Peter Scheidegger, 82 ans, apprécie sa vie de retraité. Il vit à Küssnacht am Rigi, dans le canton de Schwytz, à dix minutes du lac des Quatre-Cantons, dans un décor bucolique.
Peter a toujours reçu son courrier dans une case postale, où il se rend plusieurs fois par semaine. Il en profite pour discuter avec des connaissances et les employés. Il décrit le service fourni comme «compétent, et ce depuis des années».
Aujourd’hui, il ne s'y rendra pas. Peter a mis fin à sa case postale, après 45 ans de bons et loyaux services. «Je vais leur renvoyer les clés», dit-il. La raison de cette décision abrupte? A partir du 1er janvier 2022, le prix de celle-ci passe de la gratuité… à 120 francs par année.
De 0 à 120 francs
Pour Peter, l’issue du problème est vite trouvée. «120 francs, c’est trop», tonne-t-il. La Poste l’a informé de l’augmentation de la cotisation annuelle dans une lettre. Il est question d’une «optimisation» de l’offre. Tous les titulaires de cases postales ont reçu cette lettre au début du mois d’octobre. Ceux qui ne s’opposent pas explicitement à la nouvelle redevance acceptent tacitement l’offre.

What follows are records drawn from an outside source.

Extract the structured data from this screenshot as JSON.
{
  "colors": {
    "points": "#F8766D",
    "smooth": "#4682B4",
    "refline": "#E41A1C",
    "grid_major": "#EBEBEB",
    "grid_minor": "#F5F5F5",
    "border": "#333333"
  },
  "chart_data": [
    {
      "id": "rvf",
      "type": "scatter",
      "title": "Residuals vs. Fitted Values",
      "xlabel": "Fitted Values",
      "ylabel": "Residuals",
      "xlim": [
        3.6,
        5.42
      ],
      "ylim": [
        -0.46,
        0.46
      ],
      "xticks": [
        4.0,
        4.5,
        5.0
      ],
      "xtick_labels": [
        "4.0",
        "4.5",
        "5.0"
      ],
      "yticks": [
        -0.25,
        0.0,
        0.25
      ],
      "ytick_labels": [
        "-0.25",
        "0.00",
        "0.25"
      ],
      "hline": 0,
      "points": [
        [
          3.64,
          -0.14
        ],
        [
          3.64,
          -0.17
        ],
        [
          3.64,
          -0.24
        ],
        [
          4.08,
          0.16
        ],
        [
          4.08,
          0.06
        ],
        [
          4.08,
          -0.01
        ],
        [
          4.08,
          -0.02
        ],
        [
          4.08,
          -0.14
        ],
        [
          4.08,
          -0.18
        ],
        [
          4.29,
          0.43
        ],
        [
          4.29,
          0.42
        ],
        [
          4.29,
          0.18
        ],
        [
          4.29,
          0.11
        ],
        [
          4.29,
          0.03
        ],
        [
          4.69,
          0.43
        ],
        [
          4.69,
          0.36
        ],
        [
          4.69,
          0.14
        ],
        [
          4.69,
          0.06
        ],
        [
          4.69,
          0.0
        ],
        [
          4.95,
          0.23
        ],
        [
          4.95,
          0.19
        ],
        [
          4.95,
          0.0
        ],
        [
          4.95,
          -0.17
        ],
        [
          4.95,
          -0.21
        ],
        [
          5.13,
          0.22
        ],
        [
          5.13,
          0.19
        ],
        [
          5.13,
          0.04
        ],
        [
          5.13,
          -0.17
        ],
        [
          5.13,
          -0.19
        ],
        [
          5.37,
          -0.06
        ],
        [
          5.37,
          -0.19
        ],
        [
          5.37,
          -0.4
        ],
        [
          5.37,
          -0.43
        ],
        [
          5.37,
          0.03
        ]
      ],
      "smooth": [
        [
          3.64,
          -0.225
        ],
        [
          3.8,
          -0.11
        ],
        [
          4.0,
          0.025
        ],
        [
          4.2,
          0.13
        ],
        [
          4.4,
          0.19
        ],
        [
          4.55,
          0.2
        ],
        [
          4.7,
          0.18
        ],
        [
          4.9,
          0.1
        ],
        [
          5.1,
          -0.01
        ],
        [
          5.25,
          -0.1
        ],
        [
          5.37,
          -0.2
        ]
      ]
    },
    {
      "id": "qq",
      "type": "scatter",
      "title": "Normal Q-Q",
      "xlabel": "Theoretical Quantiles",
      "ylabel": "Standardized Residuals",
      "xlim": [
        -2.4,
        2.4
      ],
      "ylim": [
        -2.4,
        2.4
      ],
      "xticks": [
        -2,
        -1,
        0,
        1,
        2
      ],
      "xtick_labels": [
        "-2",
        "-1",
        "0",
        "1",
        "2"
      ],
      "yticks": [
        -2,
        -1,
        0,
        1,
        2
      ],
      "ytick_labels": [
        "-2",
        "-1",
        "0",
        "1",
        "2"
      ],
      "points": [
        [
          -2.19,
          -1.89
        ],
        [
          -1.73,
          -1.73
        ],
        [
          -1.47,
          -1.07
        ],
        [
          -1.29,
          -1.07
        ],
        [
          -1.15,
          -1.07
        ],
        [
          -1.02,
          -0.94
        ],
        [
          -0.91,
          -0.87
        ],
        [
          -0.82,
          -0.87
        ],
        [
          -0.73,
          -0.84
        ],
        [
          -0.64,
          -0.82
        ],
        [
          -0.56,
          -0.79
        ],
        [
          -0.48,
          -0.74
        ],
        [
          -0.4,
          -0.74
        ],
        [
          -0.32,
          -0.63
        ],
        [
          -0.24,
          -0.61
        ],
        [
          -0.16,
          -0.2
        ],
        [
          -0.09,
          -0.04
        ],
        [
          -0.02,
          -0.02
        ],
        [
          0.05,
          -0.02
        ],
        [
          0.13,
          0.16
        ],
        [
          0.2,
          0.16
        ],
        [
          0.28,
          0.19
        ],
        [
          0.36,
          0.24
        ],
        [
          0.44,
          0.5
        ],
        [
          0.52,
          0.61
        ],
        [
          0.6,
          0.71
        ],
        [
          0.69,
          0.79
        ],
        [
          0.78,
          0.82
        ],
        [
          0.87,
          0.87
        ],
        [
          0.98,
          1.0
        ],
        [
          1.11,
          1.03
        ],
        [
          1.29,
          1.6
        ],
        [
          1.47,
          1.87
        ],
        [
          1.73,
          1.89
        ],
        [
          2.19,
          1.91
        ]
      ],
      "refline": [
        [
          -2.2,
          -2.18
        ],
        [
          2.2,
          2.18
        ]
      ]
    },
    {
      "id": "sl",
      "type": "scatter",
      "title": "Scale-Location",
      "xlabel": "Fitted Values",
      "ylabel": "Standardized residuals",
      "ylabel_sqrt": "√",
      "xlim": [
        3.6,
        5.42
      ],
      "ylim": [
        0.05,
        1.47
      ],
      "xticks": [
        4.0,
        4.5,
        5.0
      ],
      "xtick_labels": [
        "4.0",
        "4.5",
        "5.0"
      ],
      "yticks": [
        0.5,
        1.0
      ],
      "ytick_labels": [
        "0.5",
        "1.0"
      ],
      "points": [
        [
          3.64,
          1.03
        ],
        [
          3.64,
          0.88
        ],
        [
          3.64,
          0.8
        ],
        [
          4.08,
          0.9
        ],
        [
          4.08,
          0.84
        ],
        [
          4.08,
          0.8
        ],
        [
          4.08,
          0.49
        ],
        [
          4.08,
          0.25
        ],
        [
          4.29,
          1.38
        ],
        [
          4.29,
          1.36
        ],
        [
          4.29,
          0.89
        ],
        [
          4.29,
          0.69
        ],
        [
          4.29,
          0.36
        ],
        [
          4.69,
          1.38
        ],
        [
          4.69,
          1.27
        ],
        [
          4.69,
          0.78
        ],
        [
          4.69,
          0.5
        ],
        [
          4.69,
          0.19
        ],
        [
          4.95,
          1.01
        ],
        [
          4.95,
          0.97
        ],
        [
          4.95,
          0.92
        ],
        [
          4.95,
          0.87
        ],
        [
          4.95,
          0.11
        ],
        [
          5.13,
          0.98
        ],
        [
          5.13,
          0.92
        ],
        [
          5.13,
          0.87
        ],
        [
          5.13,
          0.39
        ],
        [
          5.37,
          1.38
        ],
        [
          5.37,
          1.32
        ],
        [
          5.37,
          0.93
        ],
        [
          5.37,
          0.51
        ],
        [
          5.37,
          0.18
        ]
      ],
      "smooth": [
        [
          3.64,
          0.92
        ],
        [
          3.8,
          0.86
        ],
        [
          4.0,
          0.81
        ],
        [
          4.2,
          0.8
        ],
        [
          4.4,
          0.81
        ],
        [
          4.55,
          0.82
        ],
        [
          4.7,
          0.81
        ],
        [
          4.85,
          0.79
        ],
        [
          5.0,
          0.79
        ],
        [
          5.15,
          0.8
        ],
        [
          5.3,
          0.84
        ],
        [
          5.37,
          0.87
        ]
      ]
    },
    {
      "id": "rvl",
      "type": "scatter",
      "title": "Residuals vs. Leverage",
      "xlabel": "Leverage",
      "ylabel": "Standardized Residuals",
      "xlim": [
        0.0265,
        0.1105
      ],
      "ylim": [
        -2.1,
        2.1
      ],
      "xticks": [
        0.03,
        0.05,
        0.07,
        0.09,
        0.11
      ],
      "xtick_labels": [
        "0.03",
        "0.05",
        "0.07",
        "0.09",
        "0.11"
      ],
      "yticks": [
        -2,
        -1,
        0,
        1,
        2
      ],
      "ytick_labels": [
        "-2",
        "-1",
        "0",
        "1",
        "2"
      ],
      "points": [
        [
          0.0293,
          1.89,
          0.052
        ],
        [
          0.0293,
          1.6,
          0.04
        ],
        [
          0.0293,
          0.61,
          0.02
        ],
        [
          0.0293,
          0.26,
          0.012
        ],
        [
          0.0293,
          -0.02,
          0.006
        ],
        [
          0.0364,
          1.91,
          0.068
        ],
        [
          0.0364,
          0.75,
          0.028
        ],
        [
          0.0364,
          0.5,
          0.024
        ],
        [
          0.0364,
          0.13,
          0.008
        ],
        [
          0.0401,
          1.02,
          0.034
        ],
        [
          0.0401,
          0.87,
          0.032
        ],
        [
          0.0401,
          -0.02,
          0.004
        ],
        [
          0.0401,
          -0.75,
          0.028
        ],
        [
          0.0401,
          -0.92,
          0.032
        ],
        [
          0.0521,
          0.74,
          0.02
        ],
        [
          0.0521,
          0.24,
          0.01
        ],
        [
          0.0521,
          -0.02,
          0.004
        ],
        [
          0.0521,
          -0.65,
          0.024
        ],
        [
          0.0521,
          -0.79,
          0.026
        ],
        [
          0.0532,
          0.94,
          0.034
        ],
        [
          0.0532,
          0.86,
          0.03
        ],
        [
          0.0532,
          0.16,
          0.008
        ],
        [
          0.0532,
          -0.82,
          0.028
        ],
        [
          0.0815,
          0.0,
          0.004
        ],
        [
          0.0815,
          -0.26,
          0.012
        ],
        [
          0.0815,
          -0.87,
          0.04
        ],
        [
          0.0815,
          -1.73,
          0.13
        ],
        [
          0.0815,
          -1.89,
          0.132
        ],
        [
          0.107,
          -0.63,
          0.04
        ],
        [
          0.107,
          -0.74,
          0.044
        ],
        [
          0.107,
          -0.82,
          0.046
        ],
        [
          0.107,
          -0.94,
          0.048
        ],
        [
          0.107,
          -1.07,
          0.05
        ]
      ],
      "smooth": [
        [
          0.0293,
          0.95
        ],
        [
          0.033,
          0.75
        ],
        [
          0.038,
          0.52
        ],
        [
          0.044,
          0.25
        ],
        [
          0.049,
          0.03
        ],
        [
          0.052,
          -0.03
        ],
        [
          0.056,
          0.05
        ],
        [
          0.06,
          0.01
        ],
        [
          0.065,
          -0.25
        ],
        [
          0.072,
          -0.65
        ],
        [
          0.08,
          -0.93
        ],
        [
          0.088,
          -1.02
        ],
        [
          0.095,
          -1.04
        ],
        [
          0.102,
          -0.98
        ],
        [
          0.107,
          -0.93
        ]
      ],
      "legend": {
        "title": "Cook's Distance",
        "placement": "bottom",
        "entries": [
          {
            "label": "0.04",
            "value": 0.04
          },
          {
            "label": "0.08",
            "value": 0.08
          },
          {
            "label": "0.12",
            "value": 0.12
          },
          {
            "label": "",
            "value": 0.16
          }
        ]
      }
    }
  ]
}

Et Peter Scheidegger s’est explicitement prononcé contre. Il a répondu par une lettre envoyée directement au siège de l’entreprise à Bern-Wankdorf. Une lettre formulée avec un style pointu, pleine de déclarations sarcastiques, à l’orthographe irréprochable et un message sans équivoque. Il faut dire que Peter Scheidegger est un ancien journaliste. Il a peut-être pris sa retraite il y a longtemps, mais il sait encore écrire.
«Nous sommes remerciés par une facture»
«Nous sortions nous-mêmes notre courrier et nos colis de la boîte aux lettres tous les jours», écrit Peter Scheidegger. «Pendant des décennies, nous avons soulagé la poste d’une partie de sa livraison hebdomadaire. A l’avenir, la Poste nous 'remerciera' sans complexe de ce service par une facture de 120 francs par an, justifiée de manière plutôt aventureuse», poursuit le texte.
«À partir du 1er janvier 2022, nous n’aurons plus besoin de notre case postale. Nous serons, comme tous les ménages privés, desservis par le service de distribution quotidien de la Poste.»
Certains clients payaient 240 francs par an
La fin d’une histoire qui aura vécu plusieurs décennies. Car les cases postales ne sont plus aussi demandées qu’auparavant. Autrefois convoitées, leur nombre a fortement baissé. «Sur les 274’200 boîtes postales actuelles, 153’200 sont inutilisées en raison d’un manque de demande», indique Erich Goetschi, porte-parole de la Poste.
Il ne désire pas faire de commentaire sur le cas de Peter Scheidegger, si ce n’est pour préciser que certains clients avaient l’habitude de payer 240 francs par an, une espèce de pénalité lorsque le volumes des lettres était trop faible. La facturation a changé: tout le monde paie 120 francs pour sa boîte postale, quel que soit le nombre de lettres qu’il reçoit.
«Certaines boîtes postales demandées par la Poste elle-même resteront gratuites à l’avenir», déclare Erich Goetschi, «par exemple dans les villages très montagneux où la livraison à domicile est trop dangereuse en raison des chemins escarpés.»
Quant à Peter Scheidegger, sa maison ne répond pas à ces critères. Il remplacera désormais sa promenade matinale jusqu’à la case postale par une longue promenade avec le chien.